Concluant son propos, le rapporteur indique que le Sénat ne peut rester
indifférent à la proposition de cinquième programme-cadre
et présente une proposition de résolution reprenant les
conclusions de son rapport.
Au cours du débat qui suit,
M. Denis Badré
déclare
être en accord avec le constat dressé par le rapporteur sur les
faiblesses actuelles de la politique communautaire de la recherche. Il souligne
que cette politique a aujourd'hui des effets pervers.

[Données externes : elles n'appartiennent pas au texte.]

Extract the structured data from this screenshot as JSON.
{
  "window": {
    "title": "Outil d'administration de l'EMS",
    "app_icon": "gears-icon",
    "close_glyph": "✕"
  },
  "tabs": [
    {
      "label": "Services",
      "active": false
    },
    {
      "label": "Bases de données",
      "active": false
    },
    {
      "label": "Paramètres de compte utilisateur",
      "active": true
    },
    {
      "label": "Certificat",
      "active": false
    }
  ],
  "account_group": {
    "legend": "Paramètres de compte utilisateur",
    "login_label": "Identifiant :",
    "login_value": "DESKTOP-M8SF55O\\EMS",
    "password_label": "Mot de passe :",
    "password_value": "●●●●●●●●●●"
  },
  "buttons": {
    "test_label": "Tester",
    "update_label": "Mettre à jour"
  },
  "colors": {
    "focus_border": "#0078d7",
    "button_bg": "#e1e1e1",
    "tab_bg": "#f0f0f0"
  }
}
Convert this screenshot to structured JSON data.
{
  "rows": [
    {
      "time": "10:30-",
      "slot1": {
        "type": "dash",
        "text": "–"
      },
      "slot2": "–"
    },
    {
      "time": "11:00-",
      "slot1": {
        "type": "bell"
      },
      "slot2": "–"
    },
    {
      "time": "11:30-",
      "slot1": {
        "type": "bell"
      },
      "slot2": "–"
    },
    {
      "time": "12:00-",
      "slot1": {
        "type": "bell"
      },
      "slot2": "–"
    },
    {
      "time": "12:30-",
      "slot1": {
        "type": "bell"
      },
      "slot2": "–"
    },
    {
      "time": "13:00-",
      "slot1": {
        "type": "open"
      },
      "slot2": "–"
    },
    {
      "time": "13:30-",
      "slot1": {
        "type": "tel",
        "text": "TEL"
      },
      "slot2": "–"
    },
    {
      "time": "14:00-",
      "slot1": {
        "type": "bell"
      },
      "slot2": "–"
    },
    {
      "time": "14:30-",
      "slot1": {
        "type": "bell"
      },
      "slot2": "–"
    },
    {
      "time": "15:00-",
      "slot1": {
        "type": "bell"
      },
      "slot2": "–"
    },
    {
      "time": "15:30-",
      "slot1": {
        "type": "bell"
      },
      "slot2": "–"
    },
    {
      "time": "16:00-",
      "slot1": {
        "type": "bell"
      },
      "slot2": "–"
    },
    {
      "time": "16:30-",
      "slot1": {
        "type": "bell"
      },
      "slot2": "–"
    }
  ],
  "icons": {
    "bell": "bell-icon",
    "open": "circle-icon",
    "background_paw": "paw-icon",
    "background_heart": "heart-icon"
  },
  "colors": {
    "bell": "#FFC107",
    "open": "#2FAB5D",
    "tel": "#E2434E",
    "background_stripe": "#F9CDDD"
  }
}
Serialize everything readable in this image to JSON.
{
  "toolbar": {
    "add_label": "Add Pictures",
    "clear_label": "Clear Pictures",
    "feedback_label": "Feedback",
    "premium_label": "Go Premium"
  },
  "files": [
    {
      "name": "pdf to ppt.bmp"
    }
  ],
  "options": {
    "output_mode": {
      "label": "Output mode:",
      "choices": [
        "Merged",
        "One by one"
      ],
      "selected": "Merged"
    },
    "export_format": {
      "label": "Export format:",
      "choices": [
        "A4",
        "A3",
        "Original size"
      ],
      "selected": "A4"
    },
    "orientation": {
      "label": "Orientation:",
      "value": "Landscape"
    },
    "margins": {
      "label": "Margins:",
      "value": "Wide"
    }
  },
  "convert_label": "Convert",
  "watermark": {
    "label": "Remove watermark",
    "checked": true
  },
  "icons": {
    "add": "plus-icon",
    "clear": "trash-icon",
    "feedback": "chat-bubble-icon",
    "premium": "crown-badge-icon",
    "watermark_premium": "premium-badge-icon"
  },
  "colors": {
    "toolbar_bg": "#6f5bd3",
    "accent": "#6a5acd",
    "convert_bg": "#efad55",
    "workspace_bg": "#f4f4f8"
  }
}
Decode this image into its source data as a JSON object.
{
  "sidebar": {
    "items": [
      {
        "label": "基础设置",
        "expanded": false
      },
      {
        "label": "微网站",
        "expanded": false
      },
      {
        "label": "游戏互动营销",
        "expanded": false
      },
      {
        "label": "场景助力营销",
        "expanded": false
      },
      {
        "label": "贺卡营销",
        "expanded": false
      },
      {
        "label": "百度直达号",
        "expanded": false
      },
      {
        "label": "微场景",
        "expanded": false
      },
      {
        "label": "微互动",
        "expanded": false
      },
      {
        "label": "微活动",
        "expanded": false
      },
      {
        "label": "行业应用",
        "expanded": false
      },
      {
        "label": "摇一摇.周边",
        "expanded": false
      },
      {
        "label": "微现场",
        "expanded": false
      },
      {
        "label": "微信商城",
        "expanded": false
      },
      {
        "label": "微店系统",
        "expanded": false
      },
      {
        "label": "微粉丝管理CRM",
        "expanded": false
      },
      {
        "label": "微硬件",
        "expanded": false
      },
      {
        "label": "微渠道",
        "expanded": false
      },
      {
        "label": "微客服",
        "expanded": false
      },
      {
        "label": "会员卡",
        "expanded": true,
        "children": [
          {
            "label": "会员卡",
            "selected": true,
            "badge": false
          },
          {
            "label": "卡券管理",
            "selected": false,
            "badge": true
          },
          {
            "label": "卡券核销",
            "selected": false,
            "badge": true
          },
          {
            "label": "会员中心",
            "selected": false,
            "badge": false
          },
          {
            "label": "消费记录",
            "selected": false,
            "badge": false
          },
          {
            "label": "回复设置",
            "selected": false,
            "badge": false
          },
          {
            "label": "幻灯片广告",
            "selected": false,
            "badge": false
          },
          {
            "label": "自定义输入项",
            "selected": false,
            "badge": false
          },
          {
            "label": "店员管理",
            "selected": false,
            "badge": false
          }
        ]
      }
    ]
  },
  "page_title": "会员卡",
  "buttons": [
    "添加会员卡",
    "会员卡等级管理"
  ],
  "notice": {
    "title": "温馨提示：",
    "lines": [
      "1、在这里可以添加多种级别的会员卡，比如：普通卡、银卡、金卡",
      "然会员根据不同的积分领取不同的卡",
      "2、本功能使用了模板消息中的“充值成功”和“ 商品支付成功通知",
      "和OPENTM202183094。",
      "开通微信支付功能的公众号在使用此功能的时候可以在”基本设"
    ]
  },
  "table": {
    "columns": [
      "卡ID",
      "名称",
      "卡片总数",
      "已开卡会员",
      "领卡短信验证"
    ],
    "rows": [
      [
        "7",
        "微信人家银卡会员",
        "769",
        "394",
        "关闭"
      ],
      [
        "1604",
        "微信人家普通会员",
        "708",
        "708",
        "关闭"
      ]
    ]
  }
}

Au niveau
français, les organismes de recherche négocient en effet avec
l'administration du ministère des Finances pour l'obtention de
crédits au niveau national et préparent dans le même temps
des dossiers pour obtenir des crédits de la Commission
européenne. Dans certains cas, ces laboratoires se voient refuser des
crédits nationaux parce qu'ils ont obtenu des crédits
communautaires. A l'inverse, ils se voient parfois refuser les crédits
nationaux parce qu'ils n'ont pas reçu de crédits communautaires
et que l'on estime que ce refus est la preuve du manque d'intérêt
de leur projet. Tout cela conduit à une concurrence entre le niveau
national et le niveau communautaire alors que des synergies seraient
nécessaires.
M. Denis Badré plaide pour la mise en place d'une véritable
politique européenne de la recherche ne consistant pas à faire de
la recherche européenne. Il s'agit de définir au niveau
communautaire un certain nombre de priorités et de retenir des moyens
incitatifs pour que les Etats membres soient sensibilisés à ces
priorités et les mettent en oeuvre. Dans ce contexte, il est essentiel
de favoriser toutes les actions permettant aux chercheurs de travailler
ensemble.
M. Michel Barnier
souligne l'importance du passage à la
majorité qualifiée, prévu par le traité
d'Amsterdam, pour l'adoption du programme-cadre. Il propose que la
Délégation entende Mme Edith Cresson, commissaire européen
chargé de la recherche, afin de compléter son information sur la
préparation du cinquième Programme-cadre.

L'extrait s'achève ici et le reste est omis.